Susan seemed to have the life many of the women in her church longed for. Married young to a husband who was well-respected in the congregation, she had five healthy children and the opportunity to stay home and homeschool them. From all outward appearances, Susan was the type of woman that people in the church might point their fingers at and say, “She is our kind of gal. We love that she is part of our congregation!”
But when the façade of her perfect Christian family fell down in the summer of 2007, all she found at the end of most fingers pointed at her was contempt. “My husband, who had secretly abused me over the years, threw me around one last time and then walked out the door, leaving me and my kids to fend for ourselves,” said Susan, unable to hold back the tears as she recalled how members of her faith community responded when they learned her coveted Christian family was in shambles. “When something like that happens, you hope your church will get behind you. Mine just piled more pain on top of me.” Aside from a couple of families in her church, most people offered condemnation rather than love. And her strange new reality stung as much as her husband’s abuse. “The provider in our home was gone. My kids and I were in desperate need of assistance. And most in our Christian community rejected us.”
Sadly, Susan is learning that this is the reality of many single moms today. She is not seeking to condemn the church’s neglect of single moms. In fact, she admits that she was one of those who turned a cold shoulder to the struggles of single mothers. “When I was married and my family was intact, I didn’t reach out to single parent families. I wanted my kids to be around happy families with two parents. I am ashamed now that I didn’t reach out to them!” But, having become all too familiar with the single mother struggle, she hopes to encourage local congregations to have more compassion and embrace the single moms and fatherless children in their midst. “I want to remind them of how Jesus treated single moms and the fatherless. He didn’t smack them around and he wasn’t mean, hateful, and judgmental. He fed them, he healed them, and he put out his hand to them.”
What does that look like in the local church? As Susan can attest to, single moms have abundant need. But she boils it down to this: Mentoring and Mowing.
Mentoring: “My children, especially my three boys, desperately need godly men to come alongside them, help them deal with the abandonment by their father, and show them how men who are following God are supposed to care for their families,” said Susan who recognizes that even if she pours all of the motherly love in the world into her sons, she cannot be a father to them. It’s impossible. “That’s why I was so excited to learn about Fathers in the Field. There is no greater thing that the local church can do for my family than to mentor my sons into godly manhood. Fathers in the Field is a perfect solution.”

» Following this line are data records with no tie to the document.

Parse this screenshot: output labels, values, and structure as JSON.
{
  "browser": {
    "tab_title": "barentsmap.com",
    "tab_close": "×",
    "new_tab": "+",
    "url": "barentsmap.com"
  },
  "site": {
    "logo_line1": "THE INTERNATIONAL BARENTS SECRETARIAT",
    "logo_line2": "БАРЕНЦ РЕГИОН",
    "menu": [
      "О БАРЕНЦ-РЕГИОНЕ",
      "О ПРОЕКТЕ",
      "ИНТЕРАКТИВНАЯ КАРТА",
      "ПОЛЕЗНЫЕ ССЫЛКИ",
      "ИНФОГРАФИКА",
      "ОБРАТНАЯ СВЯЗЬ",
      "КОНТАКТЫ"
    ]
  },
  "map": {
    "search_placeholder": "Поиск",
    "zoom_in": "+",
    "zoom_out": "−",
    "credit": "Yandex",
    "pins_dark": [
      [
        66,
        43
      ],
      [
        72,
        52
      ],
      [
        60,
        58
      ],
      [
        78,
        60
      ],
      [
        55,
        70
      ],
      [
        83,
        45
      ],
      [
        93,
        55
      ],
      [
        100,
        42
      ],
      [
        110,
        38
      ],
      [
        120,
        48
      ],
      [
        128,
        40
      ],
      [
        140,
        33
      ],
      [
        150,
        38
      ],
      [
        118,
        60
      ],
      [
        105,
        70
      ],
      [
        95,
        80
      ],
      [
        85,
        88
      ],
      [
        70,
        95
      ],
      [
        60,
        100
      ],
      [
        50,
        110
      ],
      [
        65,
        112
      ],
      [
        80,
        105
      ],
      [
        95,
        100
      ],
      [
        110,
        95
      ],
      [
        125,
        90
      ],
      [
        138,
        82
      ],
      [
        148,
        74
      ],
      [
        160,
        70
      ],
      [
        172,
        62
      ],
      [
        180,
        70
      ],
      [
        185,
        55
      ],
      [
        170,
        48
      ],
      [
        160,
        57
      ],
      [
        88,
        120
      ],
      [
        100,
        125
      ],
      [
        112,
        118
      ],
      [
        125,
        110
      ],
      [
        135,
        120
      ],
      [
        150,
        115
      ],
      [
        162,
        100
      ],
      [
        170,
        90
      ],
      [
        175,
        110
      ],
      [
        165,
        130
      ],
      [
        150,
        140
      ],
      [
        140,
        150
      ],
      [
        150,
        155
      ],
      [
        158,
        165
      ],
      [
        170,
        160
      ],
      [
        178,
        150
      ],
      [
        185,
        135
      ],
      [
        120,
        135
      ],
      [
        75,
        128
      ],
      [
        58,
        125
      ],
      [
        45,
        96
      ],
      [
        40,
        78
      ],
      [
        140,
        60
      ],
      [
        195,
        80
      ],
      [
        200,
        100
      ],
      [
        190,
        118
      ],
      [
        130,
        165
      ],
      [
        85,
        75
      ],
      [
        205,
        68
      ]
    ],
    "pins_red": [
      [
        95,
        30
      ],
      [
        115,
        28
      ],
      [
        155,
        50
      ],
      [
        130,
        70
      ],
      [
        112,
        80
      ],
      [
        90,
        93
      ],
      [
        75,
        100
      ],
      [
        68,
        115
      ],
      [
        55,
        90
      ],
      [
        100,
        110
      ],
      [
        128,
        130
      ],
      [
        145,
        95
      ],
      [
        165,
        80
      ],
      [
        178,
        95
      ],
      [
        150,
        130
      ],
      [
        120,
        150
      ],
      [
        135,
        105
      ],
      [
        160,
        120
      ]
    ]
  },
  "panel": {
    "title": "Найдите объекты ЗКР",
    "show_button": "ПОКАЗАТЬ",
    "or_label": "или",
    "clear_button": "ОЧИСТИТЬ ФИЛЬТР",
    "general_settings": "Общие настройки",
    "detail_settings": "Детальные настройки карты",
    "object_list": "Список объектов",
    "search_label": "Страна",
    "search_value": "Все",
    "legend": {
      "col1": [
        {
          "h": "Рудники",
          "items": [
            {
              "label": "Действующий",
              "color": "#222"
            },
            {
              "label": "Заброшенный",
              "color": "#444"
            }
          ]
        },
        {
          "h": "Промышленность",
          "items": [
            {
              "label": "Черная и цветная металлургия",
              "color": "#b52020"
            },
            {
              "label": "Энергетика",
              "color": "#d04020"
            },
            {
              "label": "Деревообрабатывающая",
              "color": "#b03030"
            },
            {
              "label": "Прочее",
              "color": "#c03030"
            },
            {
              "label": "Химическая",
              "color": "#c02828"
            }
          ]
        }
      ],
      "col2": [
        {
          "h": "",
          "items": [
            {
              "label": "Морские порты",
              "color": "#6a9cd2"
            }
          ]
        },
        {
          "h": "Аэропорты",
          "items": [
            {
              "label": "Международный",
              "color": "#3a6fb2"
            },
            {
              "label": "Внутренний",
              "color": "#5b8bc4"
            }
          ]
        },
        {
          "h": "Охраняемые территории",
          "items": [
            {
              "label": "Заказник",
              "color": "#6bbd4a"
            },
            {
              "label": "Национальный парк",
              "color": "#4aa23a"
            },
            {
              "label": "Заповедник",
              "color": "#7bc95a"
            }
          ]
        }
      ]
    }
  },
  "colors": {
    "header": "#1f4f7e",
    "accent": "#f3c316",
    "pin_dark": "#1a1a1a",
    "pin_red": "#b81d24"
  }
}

Mowing: “After my husband left, I looked at my kids and wondered how I would feed them. Then, I looked at the lawn and wondered how I would mow it. I didn’t even have a lawnmower! I know it sounds strange to be worried about your lawn at a time like that. But when you’re completely overwhelmed and in need of help, even a small thing like getting the lawn mowed can bring you to your knees,” said Susan who hopes churches will begin to recognize and respond to the basic needs of single moms and fatherless children. “I’m telling you, you can’t imagine what something as simple as mowing a yard for a single mom would mean to her. If you can speak into her boys’ lives and say, ‘We’re going to take care of that yard today.’ Mow the yard, change her oil… just do something and you will lighten her burden like you can’t imagine! Again, that is why I love Fathers in the Field. It’s a ministry that gets boys invested in caring for moms and other single women in the community (widows) who really need help.”
Several years into her new reality, it is still a struggle for Susan to meet the needs of her household. But things have gotten a little better. God led her to another church body that has shown compassion and is helping her care for her family. And, through Facebook, she learned about Fathers in the Field, which she hopes will be a ministry that her local church will adopt. “When I see what Fathers in the Field is doing, I think about all the moms it is impacting I am brought to tears. They are so blessed. I know that the Lord can use this ministry to bless them.”
Meantime, she continues to place her ultimate hope in her Father in Heaven—a Father, she reminds her kids, who will never leave or forsake them. “When their dad walked out, I sat them down and we read in Exodus where the children of Israel were in the wilderness and were afraid. I told them, ‘I’m afraid. But the only thing that won’t fail you is your Heavenly Father and His Word.’ I hope that they will remember that.”
Editor’s Note: We want to thank Susan for sharing her story and opening our eyes to the struggles and needs of single moms. This Father’s Day, as we honor the guys who keep our lawns mowed, we want to encourage congregations everywhere to look around, see the fatherless homes where lawns still need mowing, and take care of it. That simple act of service, motivated out of or love for the Lord, will honor our Father in Heaven.